[882] Newton was born Jan. 1, 1704, and was made Bishop in 1761. In his Account of his own Life (p. 65) he says:—’He was no great gainer by his preferment; for he was obliged to give up the prebend of Westminster, the precentorship of York, the lecturership of St. George’s, Hanover Square, and the genteel office of sub-almoner.’ He died in 1781. His Works were published in 1782. Gibbon, defending himself against an attack by Newton, says (Misc. Works, l. 24l):—’The old man should not have indulged his zeal in a false and feeble charge against the historian, who,’ &c.
[883] Journal of a Tour to the Hebrides, 3rd ed. p. 371 [Oct. 25]. BOSWELL. See ante, ii. 216.
[884] The Rev. Mr. Agutter [post, under Dec. 20] has favoured me with a note of a dialogue between Mr. John Henderson [post, June 12] and Dr. Johnson on this topick, as related by Mr. Henderson, and it is evidently so authentick that I shall here insert it:—HENDERSON. ’What do you think, Sir, of William Law?’ JOHNSON. ’William Law, Sir, wrote the best piece of Parenetick Divinity; but William Law was no reasoner.’ HENDERSON. ‘Jeremy Collier, Sir?’ JOHNSON. ’Jeremy Collier fought without a rival, and therefore could not claim the victory.’ Mr. Henderson mentioned Kenn and Kettlewell; but some objections were made: at last he said, ‘But, Sir, what do you think of Leslie?’ JOHNSON. ’Charles Leslie I had forgotten. Leslie was a reasoner, and a reasoner who was not to be reasoned against.’ BOSWELL.
For the effect of Law’s ‘Parenetick Divinity’ on Johnson, see ante, i. 68. ‘I am surprised,’ writes Macaulay, ’that Johnson should have pronounced Law no reasoner. Law did indeed fall into great errors; but they were errors against which logic affords no security. In mere dialectical skill he had very few superiors.’ Macaulay’s England, ed. 1874, v. 81, note. Jeremy Collier’s attack on the play-writers Johnson describes in his Life of Congreve (Works, viii. 28), and continues:—’Nothing now remained for the poets but to resist or fly. Dryden’s conscience, or his prudence, angry as he was, withheld him from the conflict: Congreve and Vanbrugh attempted answers.’ Of Leslie, Lord Bolingbroke thus writes (Works, in. 45):—’Let neither the polemical skill of Leslie, nor the antique erudition of Bedford, persuade us to put on again those old shackles of false law, false reason, and false gospel, which were forged before the Revolution, and broken to pieces by it.’ Leslie is described by Macaulay, History of England, v. 81.

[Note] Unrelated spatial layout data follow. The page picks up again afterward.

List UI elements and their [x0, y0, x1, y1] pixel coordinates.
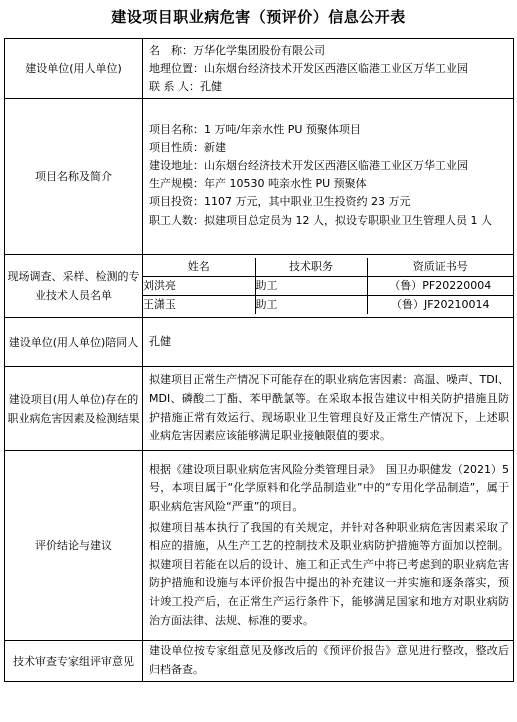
page-title: 建设项目职业病危害（预评价）信息公开表	[111, 8, 406, 26]
info-table	[4, 38, 514, 682]
conclusion-text-2: 拟建项目基本执行了我国的有关规定，并针对各种职业病危害因素采取了相应的措施，从生产工艺的控制技术及职业病防护措施等方面加以控制。拟建项目若能在以后的设计、施工和正式生产中将已考虑到的职业病危害防护措施和设施与本评价报告中提出的补充建议一并实施和逐条落实，预计竣工投产后，在正常生产运行条件下，能够满足国家和地方对职业病防治方面法律、法规、标准的要求。	[149, 520, 509, 627]
unit-name: 名 称：万华化学集团股份有限公司	[149, 43, 325, 57]
conclusion-label: 评价结论与建议	[5, 451, 143, 641]
unit-content	[143, 39, 514, 99]
staff-title: 助工	[255, 277, 367, 296]
table-row	[143, 296, 513, 315]
unit-contact: 联 系 人：孔健	[149, 79, 222, 93]
staff-name: 王潇玉	[143, 296, 255, 315]
staff-cert: （鲁）PF20220004	[367, 277, 513, 296]
project-row	[5, 99, 514, 255]
staff-header-title: 技术职务	[255, 258, 367, 277]
companion-label: 建设单位(用人单位)陪同人	[5, 318, 143, 367]
companion-content	[143, 318, 514, 367]
project-name: 项目名称：1 万吨/年亲水性 PU 预聚体项目	[149, 123, 361, 137]
staff-cert: （鲁）JF20210014	[390, 298, 490, 311]
project-investment: 项目投资：1107 万元，其中职业卫生投资约 23 万元	[149, 195, 411, 209]
review-label: 技术审查专家组评审意见	[5, 641, 143, 682]
conclusion-row	[5, 451, 514, 641]
staff-header-row	[143, 258, 513, 277]
project-staff-count: 职工人数：拟建项目总定员为 12 人，拟设专职职业卫生管理人员 1 人	[149, 214, 492, 228]
project-nature: 项目性质：新建	[149, 141, 226, 155]
companion-row	[5, 318, 514, 367]
unit-address: 地理位置：山东烟台经济技术开发区西港区临港工业区万华工业园	[149, 61, 468, 75]
project-address: 建设地址：山东烟台经济技术开发区西港区临港工业区万华工业园	[149, 159, 468, 173]
companion-value: 孔健	[149, 335, 171, 348]
project-content	[143, 99, 514, 255]
unit-row	[5, 39, 514, 99]
conclusion-content	[143, 451, 514, 641]
unit-label: 建设单位(用人单位)	[5, 39, 143, 99]
conclusion-text-1: 根据《建设项目职业病危害风险分类管理目录》 国卫办职健发（2021）5 号，本项目属于“化学原料和化学品制造业”中的“专用化学品制造”，属于职业病危害风险“严重”的项目。	[149, 462, 509, 514]
staff-content	[143, 255, 514, 318]
project-scale: 生产规模：年产 10530 吨亲水性 PU 预聚体	[149, 177, 367, 191]
table-row	[143, 277, 513, 296]
staff-table	[143, 258, 513, 314]
hazards-label: 建设项目(用人单位)存在的职业病危害因素及检测结果	[5, 367, 143, 451]
staff-title: 助工	[255, 296, 367, 315]
review-row	[5, 641, 514, 682]
staff-name: 刘洪亮	[143, 277, 255, 296]
staff-row	[5, 255, 514, 318]
hazards-row	[5, 367, 514, 451]
staff-label: 现场调查、采样、检测的专业技术人员名单	[5, 255, 143, 318]
hazards-content	[143, 367, 514, 451]
staff-header-name: 姓名	[143, 258, 255, 277]
staff-header-cert: 资质证书号	[367, 258, 513, 277]
review-content	[143, 641, 514, 682]
review-text: 建设单位按专家组意见及修改后的《预评价报告》意见进行整改，整改后归档备查。	[149, 644, 509, 676]
project-label: 项目名称及简介	[5, 99, 143, 255]
hazards-text: 拟建项目正常生产情况下可能存在的职业病危害因素：高温、噪声、TDI、MDI、磷酸二丁酯、苯甲酰氯等。在采取本报告建议中相关防护措施且防护措施正常有效运行、现场职业卫生管理良好及正常生产情况下，上述职业病危害因素应该能够满足职业接触限值的要求。	[149, 373, 509, 443]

[885] Burnet (History of his own Time, ed. 1818, iv. 303) in 1712 speaks of Hickes and Brett as being both in the Church, but as shewing ‘an inclination towards Popery.’ Hickes, he says, was at the head of the Jacobite party. See Boswell’s Hebrides, Oct. 25.

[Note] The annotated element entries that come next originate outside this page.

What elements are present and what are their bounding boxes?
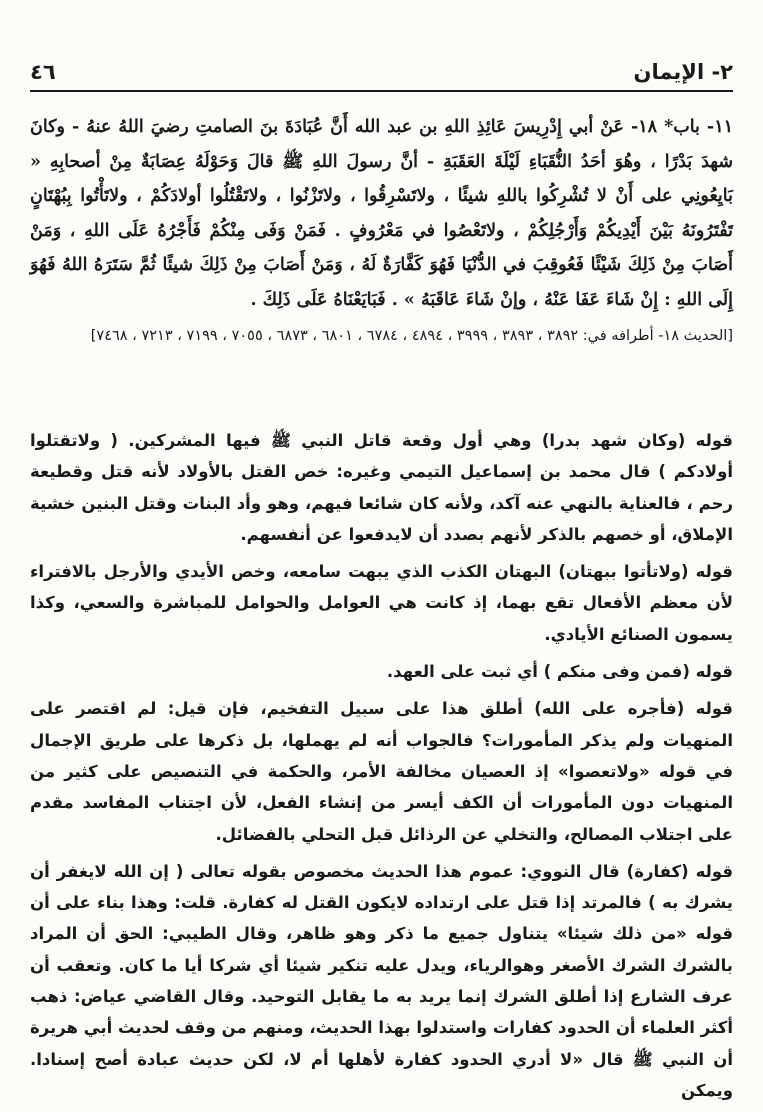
note-keyword: قوله [695,861,734,881]
note-body: (كفارة) قال النووي: عموم هذا الحديث مخصوص بقوله تعالى ( إن الله لايغفر أن يشرك به ) فالمرتد إذا قتل على ارتداده لايكون القتل له كفارة. قلت: وهذا بناء على أن قوله «من ذلك شيئا» يتناول جميع ما ذكر وهو ظاهر، وقال الطيبي: الحق أن المراد بالشرك الشرك الأصغر وهوالرياء، ويدل عليه تنكير شيئا أي شركا أيا ما كان. وتعقب أن عرف الشارع إذا أطلق الشرك إنما يريد به ما يقابل التوحيد. وقال القاضي عياض: ذهب أكثر العلماء أن الحدود كفارات واستدلوا بهذا الحديث، ومنهم من وقف لحديث أبي هريرة أن النبي ﷺ قال «لا أدري الحدود كفارة لأهلها أم لا، لكن حديث عبادة أصح إسنادا. ويمكن [30,861,733,1100]
hadith-reference: [الحديث ١٨- أطرافه في: ٣٨٩٢ ، ٣٨٩٣ ، ٣٩٩٩ ، ٤٨٩٤ ، ٦٧٨٤ ، ٦٨٠١ ، ٦٨٧٣ ، ٧٠٥٥ ، ٧١٩٩ ، ٧٢١٣ ، ٧٤٦٨] [90,328,733,344]
hadith-block [30,110,733,351]
note-paragraph [30,656,733,687]
note-keyword: قوله [695,562,733,582]
commentary [30,425,733,1112]
note-body: (وكان شهد بدرا) وهي أول وقعة قاتل النبي ﷺ فيها المشركين. ( ولاتقتلوا أولادكم ) قال محمد بن إسماعيل التيمي وغيره: خص القتل بالأولاد لأنه قتل وقطيعة رحم ، فالعناية بالنهي عنه آكد، ولأنه كان شائعا فيهم، وهو وأد البنات وقتل البنين خشية الإملاق، أو خصهم بالذكر لأنهم بصدد أن لايدفعوا عن أنفسهم. [30,431,733,544]
page-number: ٤٦ [30,60,56,84]
note-keyword: قوله [695,662,733,682]
note-keyword: قوله [695,699,733,719]
header-rule [30,90,733,92]
note-paragraph [30,856,733,1106]
note-keyword: قوله [695,431,733,450]
note-body: (فمن وفى منكم ) أي ثبت على العهد. [386,662,690,682]
note-paragraph [30,693,733,849]
note-body: (فأجره على الله) أطلق هذا على سبيل التفخيم، فإن قيل: لم اقتصر على المنهيات ولم يذكر المأمورات؟ فالجواب أنه لم يهملها، بل ذكرها على طريق الإجمال في قوله «ولاتعصوا» إذ العصيان مخالفة الأمر، والحكمة في التنصيص على كثير من المنهيات دون المأمورات أن الكف أيسر من إنشاء الفعل، لأن اجتناب المفاسد مقدم على اجتلاب المصالح، والتخلي عن الرذائل قبل التحلي بالفضائل. [30,699,733,844]
hadith-text: ١١- باب* ١٨- عَنْ أبي إِدْرِيسَ عَائِذِ اللهِ بن عبد الله أَنَّ عُبَادَةَ بنَ الصامتِ رضيَ اللهُ عنهُ - وكانَ شهدَ بَدْرًا ، وهُوَ أحَدُ النُّقَبَاءِ لَيْلَةَ العَقَبَةِ - أنَّ رسولَ اللهِ ﷺ قالَ وَحَوْلَهُ عِصَابَةٌ مِنْ أصحابِهِ « بَايِعُونِي على أَنْ لا تُشْرِكُوا باللهِ شيئًا ، ولاتَسْرِقُوا ، ولاتَزْنُوا ، ولاتَقْتُلُوا أولادَكُمْ ، ولاتَأْتُوا بِبُهْتَانٍ تَفْتَرُونَهُ بَيْنَ أَيْدِيكُمْ وَأَرْجُلِكُمْ ، ولاتَعْصُوا في مَعْرُوفٍ . فَمَنْ وَفَى مِنْكُمْ فَأَجْرُهُ عَلَى اللهِ ، وَمَنْ أَصَابَ مِنْ ذَلِكَ شَيْئًا فَعُوقِبَ في الدُّنْيَا فَهُوَ كَفَّارَةٌ لَهُ ، وَمَنْ أَصَابَ مِنْ ذَلِكَ شيئًا ثُمَّ سَتَرَهُ اللهُ فَهُوَ إِلَى اللهِ : إِنْ شَاءَ عَفَا عَنْهُ ، وإنْ شَاءَ عَاقَبَهُ » . فَبَايَعْنَاهُ عَلَى ذَلِكَ . [30,117,733,310]
note-body: (ولاتأتوا ببهتان) البهتان الكذب الذي يبهت سامعه، وخص الأيدي والأرجل بالافتراء لأن معظم الأفعال تقع بهما، إذ كانت هي العوامل والحوامل للمباشرة والسعي، وكذا يسمون الصنائع الأيادي. [30,562,733,644]
note-paragraph [30,425,733,550]
note-paragraph [30,556,733,650]
chapter-title: ٢- الإيمان [633,60,733,84]
page-header [30,50,733,94]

[886] ’Only five of the seven were non-jurors; and anybody but Boswell would have known that a man may resist arbitrary power, and yet not be a good reasoner. Nay, the resistance which Sancroft and the other nonjuring Bishops offered to arbitrary power, while they continued to hold the doctrine of non-resistance, is the most decisive proof that they were incapable of reasoning.’ Macaulay’s England, ed. 1874, v. 81.